In our series, most HPV-positive squamous cell carcinomas arose in the nasal cavity, whereas most HPV-negative squamous cell carcinomas arose in the maxillary sinuses. Two different hypotheses have been proposed to account for this finding. First, it is known that HPV is transmitted from one individual to another through direct contact, and nasal cavities are easily accessible. On the other hand, mucosal junctions or squamocolumnar transitions, such as the cervix and the anal canal, are prone to develop HPV-related squamous lesions and squamous cell carcinomas. These anatomical sites are usually associated with chronic inflammation and deregulated expression of soluble and cell membrane factors important for antiviral immune response.29

Interestingly, the vast majority of the HPV-positive squamous cell carcinomas in our series appeared de novo, and only one case developed from a sinonasal papilloma. Conversely, most squamous cell carcinomas arising from sinonasal inverted papilloma were HPV negative. There are some controversies in the literature about the relationship between the sinonasal papillomas and HPV, especially types 6 and 11, which are rarely detected.30

Most HPV-positive squamous cell carcinomas in our series were of the non-keratinizing type, two cases had the morphology of squamous basaloid carcinoma and two were papillary squamous cell carcinoma.17 However, two cases had the morphology of poorly differentiated conventional keratinizing squamous cell carcinoma.

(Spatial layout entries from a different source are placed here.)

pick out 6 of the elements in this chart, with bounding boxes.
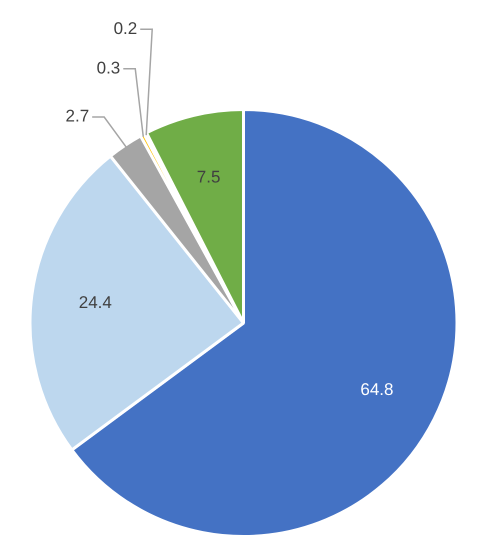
data-label: 2.7 <box>66 106 90 126</box>
data-label: 64.8 <box>360 380 394 399</box>
data-label: 24.4 <box>78 293 112 312</box>
data-label: 0.3 <box>96 58 120 78</box>
data-label: 7.5 <box>196 167 220 186</box>
data-label: 0.2 <box>114 18 138 38</box>
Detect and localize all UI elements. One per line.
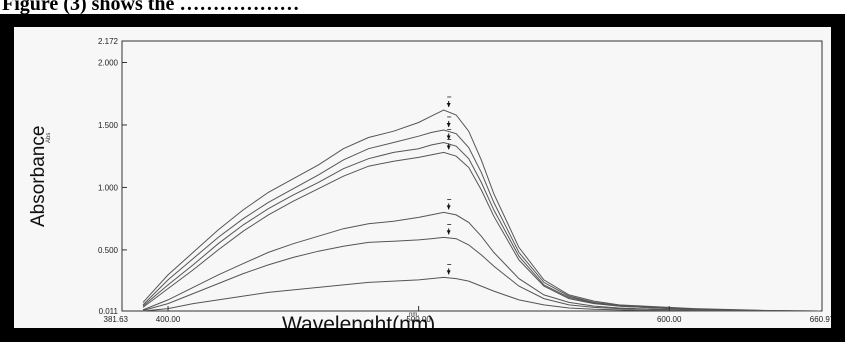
chart-frame: 0.011 0.500 1.000 1.500 2.000 2.172 381.63 400.… [0, 14, 845, 342]
x-tick-label: 381.63 [104, 315, 129, 324]
plot-border [121, 40, 823, 312]
series-line-6 [142, 236, 820, 312]
x-tick-label: 600.00 [657, 315, 682, 324]
y-axis-unit: Abs [46, 133, 52, 143]
figure-caption: Figure (3) shows the ……………… [2, 0, 300, 15]
peak-arrowhead [446, 230, 451, 235]
x-tick-label: 500.00 [406, 315, 431, 324]
x-tick-label: 660.97 [810, 315, 831, 324]
peak-marker-layer [446, 96, 452, 275]
tick-layer: 0.011 0.500 1.000 1.500 2.000 2.172 381.63 400.… [98, 37, 831, 324]
chart-panel: 0.011 0.500 1.000 1.500 2.000 2.172 381.63 400.… [14, 27, 831, 328]
series-line-2 [142, 129, 820, 312]
peak-arrowhead [446, 102, 451, 107]
peak-arrowhead [446, 270, 451, 275]
y-axis-label: Absorbance [28, 126, 49, 227]
x-axis-unit: nm. [409, 312, 419, 318]
chart-axes [121, 40, 823, 312]
x-tick-label: 400.00 [156, 315, 181, 324]
y-tick-label: 1.000 [98, 183, 119, 192]
peak-arrowhead [446, 205, 451, 210]
y-tick-label: 1.500 [98, 121, 119, 130]
series-line-1 [142, 109, 820, 312]
series-line-4 [142, 151, 820, 312]
y-tick-label: 0.011 [99, 307, 119, 316]
peak-arrowhead [446, 145, 451, 150]
y-tick-label: 2.172 [98, 37, 119, 46]
series-line-7 [142, 276, 820, 312]
y-tick-label: 2.000 [98, 58, 119, 67]
y-tick-label: 0.500 [98, 246, 119, 255]
series-layer [142, 109, 820, 312]
absorbance-chart: 0.011 0.500 1.000 1.500 2.000 2.172 381.63 400.… [28, 37, 831, 328]
peak-arrowhead [446, 135, 451, 140]
peak-arrowhead [446, 122, 451, 127]
x-axis-label: Wavelenght(nm) [282, 313, 435, 328]
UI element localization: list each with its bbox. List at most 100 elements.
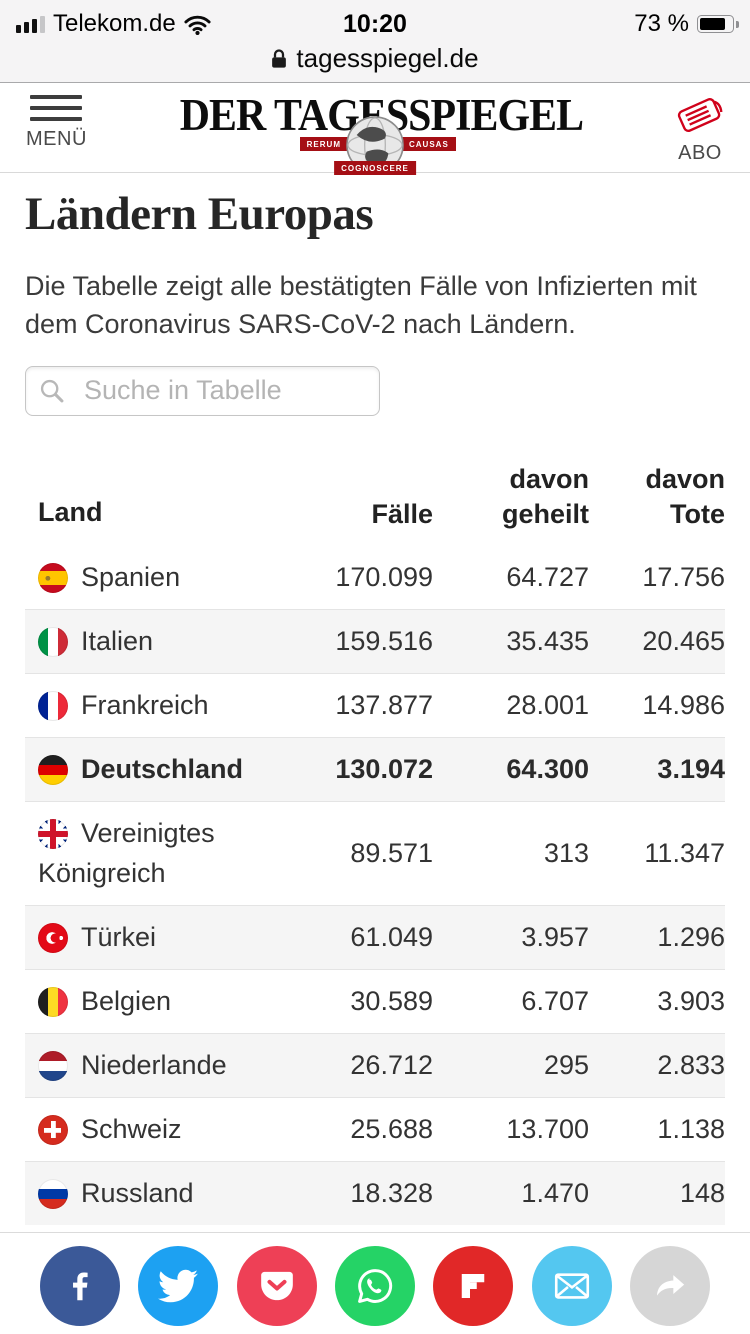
recovered-cell: 6.707 [521, 985, 589, 1016]
hamburger-icon [30, 95, 83, 121]
abo-button[interactable]: ABO [672, 89, 728, 165]
recovered-cell: 313 [543, 838, 589, 869]
recovered-cell: 64.300 [506, 754, 589, 785]
flag-russia-icon [38, 1179, 68, 1210]
url-domain: tagesspiegel.de [296, 42, 479, 73]
wifi-icon [184, 15, 211, 35]
col-geheilt-line2: geheilt [501, 498, 589, 529]
flag-netherlands-icon [38, 1050, 68, 1081]
twitter-share-button[interactable] [138, 1246, 219, 1326]
deaths-cell: 20.465 [642, 626, 725, 657]
cellular-signal-icon [16, 15, 45, 33]
country-name: Vereinigtes Königreich [38, 818, 215, 888]
table-row-schweiz: Schweiz 25.688 13.700 1.138 [25, 1097, 725, 1161]
battery-percent-label: 73 % [634, 10, 689, 37]
recovered-cell: 3.957 [521, 921, 589, 952]
newspaper-icon [677, 98, 723, 133]
whatsapp-share-button[interactable] [334, 1246, 415, 1326]
pocket-icon [260, 1271, 293, 1301]
col-land: Land [38, 496, 103, 527]
cases-cell: 18.328 [350, 1178, 433, 1209]
search-input[interactable] [25, 365, 380, 416]
table-header-row: Land Fälle davon geheilt davon Tote [25, 462, 725, 546]
col-tote-line2: Tote [670, 498, 725, 529]
table-row-niederlande: Niederlande 26.712 295 2.833 [25, 1032, 725, 1098]
recovered-cell: 1.470 [521, 1178, 589, 1209]
cases-cell: 26.712 [350, 1050, 433, 1081]
table-row-deutschland: Deutschland 130.072 64.300 3.194 [25, 737, 725, 802]
table-row-frankreich: Frankreich 137.877 28.001 14.986 [25, 673, 725, 737]
page-title: Ländern Europas [25, 188, 374, 240]
battery-icon [697, 15, 739, 33]
cases-cell: 137.877 [335, 690, 433, 721]
recovered-cell: 13.700 [506, 1114, 589, 1145]
country-cell: Italien [25, 622, 283, 661]
flag-italy-icon [38, 626, 68, 657]
table-row-vereinigtes-koenigreich: Vereinigtes Königreich 89.571 313 11.347 [25, 801, 725, 904]
deaths-cell: 1.296 [657, 921, 725, 952]
col-faelle: Fälle [371, 498, 433, 529]
carrier-label: Telekom.de [53, 10, 176, 37]
country-cell: Belgien [25, 982, 283, 1021]
tagesspiegel-logo[interactable]: DER TAGESSPIEGEL RERUM CAUSAS COGNOSCERE [165, 89, 585, 175]
lock-icon [272, 48, 287, 68]
menu-button[interactable]: MENÜ [26, 95, 87, 151]
twitter-icon [158, 1269, 199, 1303]
country-cell: Vereinigtes Königreich [25, 814, 283, 892]
address-bar[interactable]: tagesspiegel.de [0, 42, 750, 82]
cases-cell: 170.099 [335, 561, 433, 592]
flag-germany-icon [38, 755, 68, 786]
share-arrow-icon [656, 1275, 685, 1296]
deaths-cell: 148 [679, 1178, 725, 1209]
article-content: Ländern Europas Die Tabelle zeigt alle b… [0, 187, 750, 1280]
col-geheilt: davon geheilt [433, 462, 589, 532]
cases-cell: 130.072 [335, 754, 433, 785]
country-cell: Deutschland [25, 750, 283, 789]
motto-ribbon-bottom: COGNOSCERE [334, 161, 416, 175]
menu-label: MENÜ [26, 128, 87, 150]
recovered-cell: 28.001 [506, 690, 589, 721]
facebook-icon [73, 1272, 88, 1301]
article-description: Die Tabelle zeigt alle bestätigten Fälle… [25, 271, 697, 340]
cases-cell: 89.571 [350, 838, 433, 869]
cases-cell: 61.049 [350, 921, 433, 952]
recovered-cell: 35.435 [506, 626, 589, 657]
status-time: 10:20 [343, 9, 407, 38]
deaths-cell: 3.194 [657, 754, 725, 785]
cases-cell: 159.516 [335, 626, 433, 657]
country-cell: Spanien [25, 558, 283, 597]
col-geheilt-line1: davon [509, 463, 589, 494]
deaths-cell: 1.138 [657, 1114, 725, 1145]
deaths-cell: 11.347 [644, 838, 725, 869]
deaths-cell: 2.833 [657, 1050, 725, 1081]
share-more-button[interactable] [629, 1246, 710, 1326]
pocket-share-button[interactable] [236, 1246, 317, 1326]
country-cell: Türkei [25, 918, 283, 957]
site-header: MENÜ DER TAGESSPIEGEL RERUM CAUSAS COGNO… [0, 83, 750, 175]
email-share-button[interactable] [531, 1246, 612, 1326]
share-bar [0, 1232, 750, 1334]
recovered-cell: 295 [543, 1050, 589, 1081]
facebook-share-button[interactable] [40, 1246, 120, 1326]
country-name: Deutschland [81, 754, 244, 785]
deaths-cell: 17.756 [642, 561, 725, 592]
globe-icon [346, 116, 404, 174]
flag-uk-icon [38, 819, 68, 850]
motto-ribbon-right: CAUSAS [402, 137, 456, 151]
flipboard-icon [462, 1274, 485, 1298]
browser-chrome: Telekom.de 10:20 73 % tagesspiegel.de [0, 0, 750, 83]
country-name: Belgien [81, 985, 172, 1016]
flag-turkey-icon [38, 922, 68, 953]
cases-cell: 30.589 [350, 985, 433, 1016]
magnifier-icon [40, 379, 64, 403]
country-name: Spanien [81, 561, 181, 592]
abo-label: ABO [678, 142, 722, 164]
flipboard-share-button[interactable] [433, 1246, 514, 1326]
country-cell: Schweiz [25, 1110, 283, 1149]
flag-switzerland-icon [38, 1115, 68, 1146]
email-icon [554, 1273, 589, 1299]
country-name: Türkei [81, 921, 157, 952]
country-name: Schweiz [81, 1114, 182, 1145]
table-row-italien: Italien 159.516 35.435 20.465 [25, 608, 725, 674]
country-name: Italien [81, 625, 154, 656]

Similar histological characteristics have been described in oropharyngeal squamous cell carcinomas associated with HPV.31, 32 It has become essential to reclassify the head and neck squamous cell carcinomas based on their association with HPV for determining the prognosis and patient management, instead of using the purely morphological classification.33

In conclusion, we confirm in this study that high-risk HPV are etiologically involved in 20% of squamous cell carcinomas of the sinonasal tract. P16 immunostaining must be considered a surrogate marker in identifying these tumors.

We propose here a diagnostic algorithm to detect the sinonasal squamous cell carcinomas associated with high-risk HPV. Standard histology combined with p16 immunohistochemistry must be used in a first screening step. Later, specific techniques to confirm HPV, such as PCR or in situ hybridization can be performed in the p16-positive cases.